Feito isso subiu a rampa e entrou com a grande comitiva no prédio do Supremo, pegando de surpresa os seguranças, todos os ministros da Casa e o presidente da Corte, Dias Toffoli, dirigiu-se ao auditório onde fez um discurso, repetindo a ladainha, de que o Brasil precisa abrir suas fronteiras ao vírus que veio da China. Isso no dia (o terceiro seguido) em que as mortes atingiam mais de 600 a cada 24 horas e se aproximavam de um total de 10 mil óbitos em todos os quadrantes do país.
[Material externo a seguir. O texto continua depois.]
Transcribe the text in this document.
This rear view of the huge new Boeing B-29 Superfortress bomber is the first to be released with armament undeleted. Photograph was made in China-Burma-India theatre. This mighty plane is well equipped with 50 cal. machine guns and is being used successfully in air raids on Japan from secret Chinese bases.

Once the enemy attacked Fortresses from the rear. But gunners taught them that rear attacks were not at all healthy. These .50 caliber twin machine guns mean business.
Todos que assistiam a invasão, pela TV, ficaram de queixo caído, pela iniciativa presidencial, de invadir um Poder que deveria ser harmônico, e contrariar decisões que favoreciam ao confinamento, tomadas pelo STF quando transferiu aos governadores e prefeitos a decisão pela quebra da clausura.
Quando soube dessa invasão, na Câmara Baixa do Congresso, o presidente da Câmara dos Deputados, Rodrigo Maia, disse: “Aqui eles não entrariam; no máximo o presidente com mais duas pessoas, para discutir a questão”. Pensando bem, tudo isso parece ter saído de uma visão cinematográfica, produzida por um hábil ficcionista, ao mostrar um presidente saindo da sede de seu Poder para invadir outro, quebrando a liturgia do cargo. Estamos, pois, vivendo um seriado em vários atos, diários de uma ópera-bufa, não tão lírica quanto o gênero exige. Satírica, com certeza (Foto: O Globo).